Alzheimer's disease (AD) is a neurodegenerative disorder characterized by a progressive deterioration in cognitive functioning. Overall, 25-50% of patients with AD also show symptoms of psychosis including hallucinations and delusions. As all available antipsychotic drugs have a 'black-box' warning for use in these patients because of increased mortality, no appropriate treatment for psychotic symptoms in AD currently exists. In the present study, we examined whether selective antagonism of 5-HT(2A) serotonin receptors has antipsychotic-like activity in an animal model of AD. Mice receiving an intracerebroventricular infusion of the amyloid β(25-35) peptide fragment showed AD-like histopathology and a psychosis-related behavioral phenotype with enhanced responses to the psychostimulants 2,5-dimethoxy-4-iodoamphetamine hydrochloride and amphetamine as well as disrupted prepulse inhibition. Treatment with pimavanserin, a selective serotonin 5-HT(2A) receptor inverse agonist, prevented 2,5-dimethoxy-4-iodoamphetamine hydrochloride-induced head twitches, reversed the augmented locomotor response to amphetamine, and normalized prepulse inhibition in mice with amyloid pathology.

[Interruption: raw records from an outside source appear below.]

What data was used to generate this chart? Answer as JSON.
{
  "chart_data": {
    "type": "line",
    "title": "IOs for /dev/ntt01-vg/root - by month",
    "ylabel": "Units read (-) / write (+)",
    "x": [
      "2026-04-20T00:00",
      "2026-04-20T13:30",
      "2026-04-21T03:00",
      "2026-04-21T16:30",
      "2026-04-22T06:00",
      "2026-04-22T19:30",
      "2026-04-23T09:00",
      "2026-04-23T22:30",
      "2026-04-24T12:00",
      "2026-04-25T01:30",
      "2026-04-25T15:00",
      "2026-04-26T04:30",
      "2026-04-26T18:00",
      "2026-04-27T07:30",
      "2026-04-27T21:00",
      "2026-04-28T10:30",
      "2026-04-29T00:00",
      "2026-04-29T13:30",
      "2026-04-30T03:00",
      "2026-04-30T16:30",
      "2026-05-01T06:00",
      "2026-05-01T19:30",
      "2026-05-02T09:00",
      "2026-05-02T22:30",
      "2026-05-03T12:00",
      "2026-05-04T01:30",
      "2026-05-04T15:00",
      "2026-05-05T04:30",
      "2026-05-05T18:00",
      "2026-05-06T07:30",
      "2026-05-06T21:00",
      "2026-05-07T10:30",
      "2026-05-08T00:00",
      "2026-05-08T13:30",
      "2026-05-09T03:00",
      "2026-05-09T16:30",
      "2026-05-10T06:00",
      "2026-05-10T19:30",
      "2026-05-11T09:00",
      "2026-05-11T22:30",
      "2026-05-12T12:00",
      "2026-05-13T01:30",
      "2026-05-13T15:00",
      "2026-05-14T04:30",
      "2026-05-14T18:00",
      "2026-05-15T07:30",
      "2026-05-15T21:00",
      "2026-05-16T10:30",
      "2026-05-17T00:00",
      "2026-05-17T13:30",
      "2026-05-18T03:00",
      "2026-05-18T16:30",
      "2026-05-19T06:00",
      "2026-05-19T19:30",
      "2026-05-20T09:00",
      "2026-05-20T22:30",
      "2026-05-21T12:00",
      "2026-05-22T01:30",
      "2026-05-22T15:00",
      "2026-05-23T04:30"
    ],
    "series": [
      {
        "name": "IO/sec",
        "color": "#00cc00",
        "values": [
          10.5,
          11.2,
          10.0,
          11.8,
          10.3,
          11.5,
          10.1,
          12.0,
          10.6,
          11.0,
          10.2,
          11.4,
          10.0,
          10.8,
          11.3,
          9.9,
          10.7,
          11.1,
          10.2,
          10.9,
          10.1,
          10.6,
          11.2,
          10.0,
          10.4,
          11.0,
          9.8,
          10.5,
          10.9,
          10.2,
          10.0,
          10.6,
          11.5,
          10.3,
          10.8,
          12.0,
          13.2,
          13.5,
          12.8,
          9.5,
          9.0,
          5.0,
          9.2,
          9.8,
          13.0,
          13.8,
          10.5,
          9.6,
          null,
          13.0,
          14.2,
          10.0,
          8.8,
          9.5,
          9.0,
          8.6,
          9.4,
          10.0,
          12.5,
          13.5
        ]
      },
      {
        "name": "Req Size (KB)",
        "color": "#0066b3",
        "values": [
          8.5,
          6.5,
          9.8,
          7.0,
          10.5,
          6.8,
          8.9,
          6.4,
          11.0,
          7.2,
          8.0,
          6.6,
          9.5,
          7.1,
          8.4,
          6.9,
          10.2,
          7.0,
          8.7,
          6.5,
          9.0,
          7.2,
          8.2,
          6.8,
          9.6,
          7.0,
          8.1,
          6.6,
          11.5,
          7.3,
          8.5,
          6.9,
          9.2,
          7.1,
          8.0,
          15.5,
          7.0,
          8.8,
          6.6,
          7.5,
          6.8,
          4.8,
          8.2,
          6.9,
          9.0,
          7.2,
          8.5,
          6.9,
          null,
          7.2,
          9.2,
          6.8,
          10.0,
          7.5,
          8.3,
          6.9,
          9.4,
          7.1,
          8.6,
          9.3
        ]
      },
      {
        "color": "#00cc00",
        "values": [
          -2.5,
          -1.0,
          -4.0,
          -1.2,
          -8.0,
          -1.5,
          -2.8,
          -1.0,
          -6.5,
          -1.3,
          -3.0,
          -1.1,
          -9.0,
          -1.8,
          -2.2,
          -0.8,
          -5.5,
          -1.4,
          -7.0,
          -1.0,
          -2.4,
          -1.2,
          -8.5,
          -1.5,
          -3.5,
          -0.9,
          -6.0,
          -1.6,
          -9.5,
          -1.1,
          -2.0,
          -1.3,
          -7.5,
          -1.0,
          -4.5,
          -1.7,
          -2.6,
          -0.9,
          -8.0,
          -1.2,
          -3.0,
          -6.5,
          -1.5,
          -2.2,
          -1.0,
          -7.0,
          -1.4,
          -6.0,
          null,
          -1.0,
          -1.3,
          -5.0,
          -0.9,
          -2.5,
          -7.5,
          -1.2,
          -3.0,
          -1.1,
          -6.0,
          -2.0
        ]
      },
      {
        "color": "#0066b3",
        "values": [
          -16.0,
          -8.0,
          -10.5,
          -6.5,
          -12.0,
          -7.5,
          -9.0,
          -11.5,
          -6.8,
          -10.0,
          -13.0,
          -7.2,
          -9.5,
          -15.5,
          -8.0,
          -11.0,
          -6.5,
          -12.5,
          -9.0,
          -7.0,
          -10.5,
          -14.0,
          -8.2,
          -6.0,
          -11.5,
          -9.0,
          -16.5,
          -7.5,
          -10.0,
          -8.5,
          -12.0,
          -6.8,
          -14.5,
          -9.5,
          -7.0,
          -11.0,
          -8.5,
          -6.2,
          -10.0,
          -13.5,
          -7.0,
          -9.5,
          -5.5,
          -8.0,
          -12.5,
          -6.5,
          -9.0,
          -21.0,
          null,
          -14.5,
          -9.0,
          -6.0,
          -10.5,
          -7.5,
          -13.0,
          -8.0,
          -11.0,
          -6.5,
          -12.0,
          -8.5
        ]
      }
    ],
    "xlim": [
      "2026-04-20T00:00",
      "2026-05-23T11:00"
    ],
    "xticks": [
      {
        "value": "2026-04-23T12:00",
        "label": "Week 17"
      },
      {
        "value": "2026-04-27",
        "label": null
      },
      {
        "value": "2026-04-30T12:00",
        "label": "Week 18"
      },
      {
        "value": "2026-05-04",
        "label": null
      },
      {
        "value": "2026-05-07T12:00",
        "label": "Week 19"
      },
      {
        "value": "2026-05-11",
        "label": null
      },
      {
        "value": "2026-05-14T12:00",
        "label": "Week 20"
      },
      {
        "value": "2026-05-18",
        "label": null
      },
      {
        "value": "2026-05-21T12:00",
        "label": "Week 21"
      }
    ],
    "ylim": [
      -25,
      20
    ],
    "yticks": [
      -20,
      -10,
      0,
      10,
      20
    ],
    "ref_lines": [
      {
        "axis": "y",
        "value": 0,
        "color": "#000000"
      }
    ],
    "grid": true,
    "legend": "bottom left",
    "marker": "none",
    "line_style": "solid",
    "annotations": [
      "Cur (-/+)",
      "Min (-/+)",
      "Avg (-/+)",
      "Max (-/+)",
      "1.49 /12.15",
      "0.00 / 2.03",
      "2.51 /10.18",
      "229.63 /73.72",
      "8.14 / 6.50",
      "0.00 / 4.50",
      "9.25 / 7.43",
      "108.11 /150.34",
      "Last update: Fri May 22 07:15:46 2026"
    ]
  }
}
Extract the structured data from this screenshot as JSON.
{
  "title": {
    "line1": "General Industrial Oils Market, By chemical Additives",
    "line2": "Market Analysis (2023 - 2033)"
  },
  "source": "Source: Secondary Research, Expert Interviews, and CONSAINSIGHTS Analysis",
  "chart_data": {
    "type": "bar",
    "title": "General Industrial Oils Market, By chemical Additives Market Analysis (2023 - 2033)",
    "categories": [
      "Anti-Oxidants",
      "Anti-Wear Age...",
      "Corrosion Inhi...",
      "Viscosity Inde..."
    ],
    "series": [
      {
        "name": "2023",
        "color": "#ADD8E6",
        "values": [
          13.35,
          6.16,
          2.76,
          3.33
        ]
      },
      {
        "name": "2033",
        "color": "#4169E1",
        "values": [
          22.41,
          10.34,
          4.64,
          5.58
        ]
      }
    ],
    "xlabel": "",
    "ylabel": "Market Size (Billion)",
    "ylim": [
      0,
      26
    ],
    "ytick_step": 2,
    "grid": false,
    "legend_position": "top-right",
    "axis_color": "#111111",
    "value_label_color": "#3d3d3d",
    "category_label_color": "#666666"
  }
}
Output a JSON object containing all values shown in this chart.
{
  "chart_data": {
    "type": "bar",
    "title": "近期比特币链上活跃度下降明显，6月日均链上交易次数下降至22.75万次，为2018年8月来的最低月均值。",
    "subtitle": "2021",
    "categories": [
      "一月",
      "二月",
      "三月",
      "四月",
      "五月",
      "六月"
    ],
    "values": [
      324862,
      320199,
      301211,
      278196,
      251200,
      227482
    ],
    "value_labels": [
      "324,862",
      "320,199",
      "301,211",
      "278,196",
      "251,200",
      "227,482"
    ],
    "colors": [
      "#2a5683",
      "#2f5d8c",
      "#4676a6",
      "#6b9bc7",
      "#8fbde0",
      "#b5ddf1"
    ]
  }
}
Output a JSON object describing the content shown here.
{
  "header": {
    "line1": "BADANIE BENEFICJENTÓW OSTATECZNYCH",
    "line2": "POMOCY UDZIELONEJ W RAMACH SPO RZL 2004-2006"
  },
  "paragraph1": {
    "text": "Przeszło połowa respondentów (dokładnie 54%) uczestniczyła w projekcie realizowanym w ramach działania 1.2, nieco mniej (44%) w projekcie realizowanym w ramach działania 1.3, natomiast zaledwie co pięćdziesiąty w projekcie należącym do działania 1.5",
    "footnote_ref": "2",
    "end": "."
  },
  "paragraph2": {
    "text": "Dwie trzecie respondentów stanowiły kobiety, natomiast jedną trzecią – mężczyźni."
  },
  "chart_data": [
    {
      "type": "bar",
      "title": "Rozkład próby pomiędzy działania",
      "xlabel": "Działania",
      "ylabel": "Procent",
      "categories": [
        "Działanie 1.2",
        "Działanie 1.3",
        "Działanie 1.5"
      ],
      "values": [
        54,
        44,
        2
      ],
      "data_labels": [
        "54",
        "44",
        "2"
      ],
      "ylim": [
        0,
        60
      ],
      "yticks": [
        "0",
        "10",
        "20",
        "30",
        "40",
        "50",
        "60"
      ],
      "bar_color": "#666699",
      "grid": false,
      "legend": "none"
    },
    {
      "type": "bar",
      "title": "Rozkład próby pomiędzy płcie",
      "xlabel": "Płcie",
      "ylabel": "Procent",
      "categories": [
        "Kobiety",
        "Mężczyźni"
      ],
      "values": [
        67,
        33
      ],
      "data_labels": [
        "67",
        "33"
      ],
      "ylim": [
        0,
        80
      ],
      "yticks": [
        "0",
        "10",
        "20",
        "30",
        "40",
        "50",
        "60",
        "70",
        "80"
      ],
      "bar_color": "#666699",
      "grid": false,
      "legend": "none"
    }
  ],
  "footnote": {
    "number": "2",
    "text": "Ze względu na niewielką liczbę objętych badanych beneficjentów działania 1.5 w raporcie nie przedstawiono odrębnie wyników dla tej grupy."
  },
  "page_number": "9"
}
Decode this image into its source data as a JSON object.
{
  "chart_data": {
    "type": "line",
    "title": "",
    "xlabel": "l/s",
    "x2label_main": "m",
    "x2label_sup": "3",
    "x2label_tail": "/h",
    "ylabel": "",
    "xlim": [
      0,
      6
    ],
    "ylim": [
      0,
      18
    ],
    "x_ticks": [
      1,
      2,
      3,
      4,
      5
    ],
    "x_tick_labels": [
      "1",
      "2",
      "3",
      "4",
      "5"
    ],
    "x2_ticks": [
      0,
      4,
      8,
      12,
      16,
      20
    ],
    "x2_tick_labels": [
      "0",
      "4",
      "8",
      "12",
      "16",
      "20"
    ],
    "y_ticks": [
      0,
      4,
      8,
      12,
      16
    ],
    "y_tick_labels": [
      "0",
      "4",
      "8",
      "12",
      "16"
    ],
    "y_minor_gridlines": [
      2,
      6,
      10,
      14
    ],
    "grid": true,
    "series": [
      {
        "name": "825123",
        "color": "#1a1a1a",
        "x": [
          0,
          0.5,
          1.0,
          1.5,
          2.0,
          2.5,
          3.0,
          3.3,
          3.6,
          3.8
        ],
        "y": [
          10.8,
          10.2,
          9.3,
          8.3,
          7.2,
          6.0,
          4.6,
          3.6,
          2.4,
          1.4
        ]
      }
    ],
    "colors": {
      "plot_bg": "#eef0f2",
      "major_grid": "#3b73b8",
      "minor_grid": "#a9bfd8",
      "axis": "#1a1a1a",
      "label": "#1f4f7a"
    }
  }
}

These data suggest that an infusion of amyloid β might induce alterations in serotonergic function that underlie a psychosis-like phenotype that can be normalized by treatment with a 5-HT(2A) inverse agonist. This in turn suggests that 5-HT(2A) inverse agonists, such as pimavanserin, might have therapeutic benefits in the treatment of psychosis in AD patients.